Iron deficiency must be differentiated from anemia. “If the ferritin level is below 15 ng/ml, there is iron deficiency, which may or may not be accompanied by symptoms, although most patients usually have symptoms,” says Turégano-Yedro. “To diagnose a patient with iron deficiency anemia, they must have low hemoglobin, indicating anemia, and low ferritin, indicating iron deficiency.”
This is exactly what the expert is wondering about. “I noticed that for many of the patients in the study, doctors requested ferritin analysis without including hemoglobin, even though hemoglobin is part of the basic analysis carried out in Spain,” said Turégano-Yedro.
When should iron be supplemented?
The study examines the frequency of diagnosis of non-anaemic iron deficiency in conjunction with the choice of ferritin cutoff value.

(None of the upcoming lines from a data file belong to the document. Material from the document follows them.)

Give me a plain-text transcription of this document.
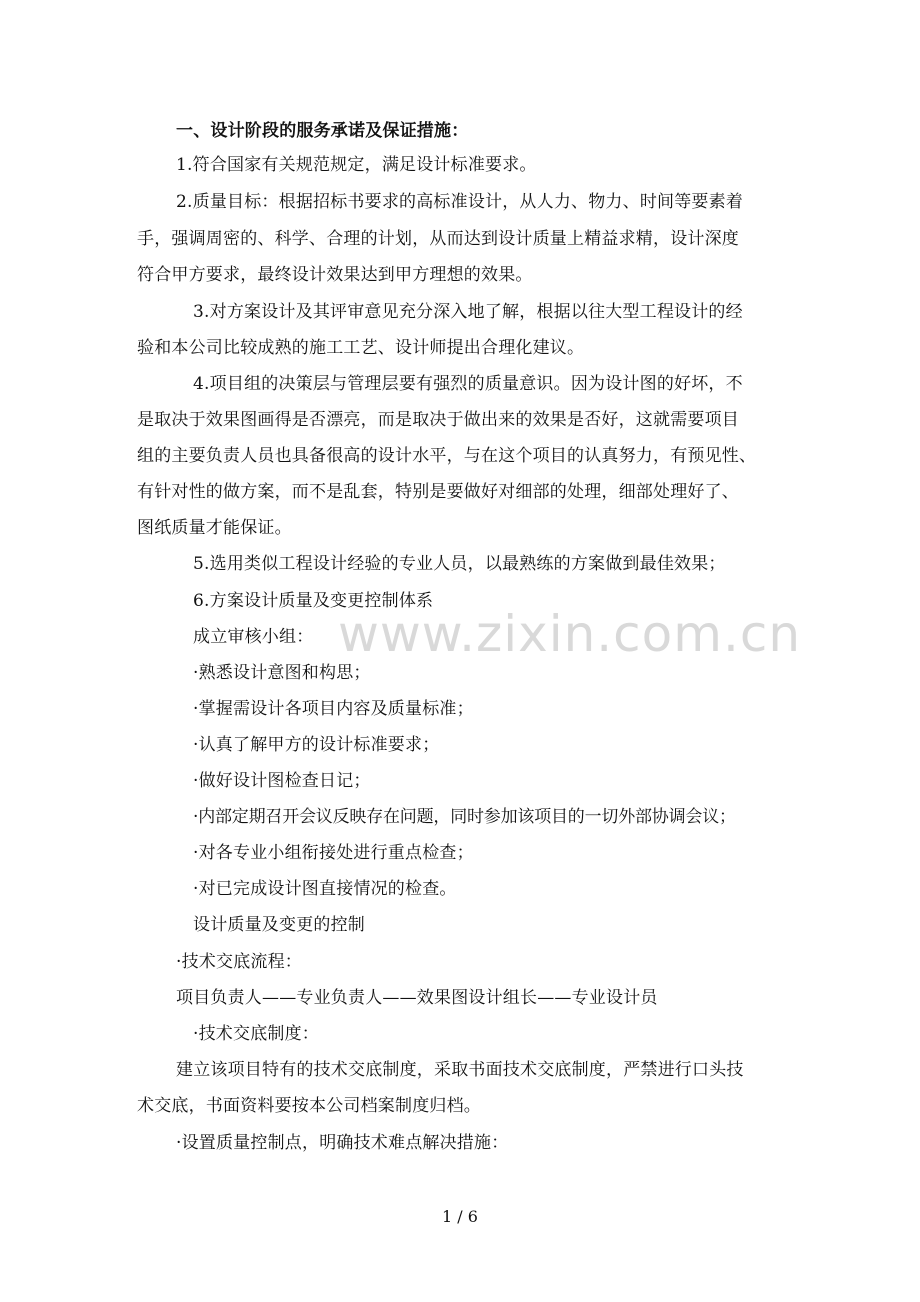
一、设计阶段的服务承诺及保证措施：
1.符合国家有关规范规定，满足设计标准要求。
2.质量目标：根据招标书要求的高标准设计，从人力、物力、时间等要素着
手，强调周密的、科学、合理的计划，从而达到设计质量上精益求精，设计深度
符合甲方要求，最终设计效果达到甲方理想的效果。
3.对方案设计及其评审意见充分深入地了解，根据以往大型工程设计的经
验和本公司比较成熟的施工工艺、设计师提出合理化建议。
4.项目组的决策层与管理层要有强烈的质量意识。因为设计图的好坏，不
是取决于效果图画得是否漂亮，而是取决于做出来的效果是否好，这就需要项目
组的主要负责人员也具备很高的设计水平，与在这个项目的认真努力，有预见性、
有针对性的做方案，而不是乱套，特别是要做好对细部的处理，细部处理好了、
图纸质量才能保证。
5.选用类似工程设计经验的专业人员，以最熟练的方案做到最佳效果；
6.方案设计质量及变更控制体系
成立审核小组：
·熟悉设计意图和构思；
·掌握需设计各项目内容及质量标准；
·认真了解甲方的设计标准要求；
·做好设计图检查日记；
·内部定期召开会议反映存在问题，同时参加该项目的一切外部协调会议；
·对各专业小组衔接处进行重点检查；
·对已完成设计图直接情况的检查。
设计质量及变更的控制
·技术交底流程：
项目负责人——专业负责人——效果图设计组长——专业设计员
·技术交底制度：
建立该项目特有的技术交底制度，采取书面技术交底制度，严禁进行口头技
术交底，书面资料要按本公司档案制度归档。
·设置质量控制点，明确技术难点解决措施：
www.zixin.com.cn
1 / 6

As Turégano-Yedro explains, the percentage of patients with iron deficiency but without anemia is not particularly high. This is not particularly relevant for general practitioners. “If a patient suffers from iron deficiency with or without anemia and shows symptoms, he or she should receive iron supplements,” says the expert.
What does he advise if there is no deficiency but anemia? “In principle, iron supplementation is not necessary in this situation, as the anemia can be due to chronic diseases or hemolytic anemia,” says Turégano-Yedro. Further investigations are then required.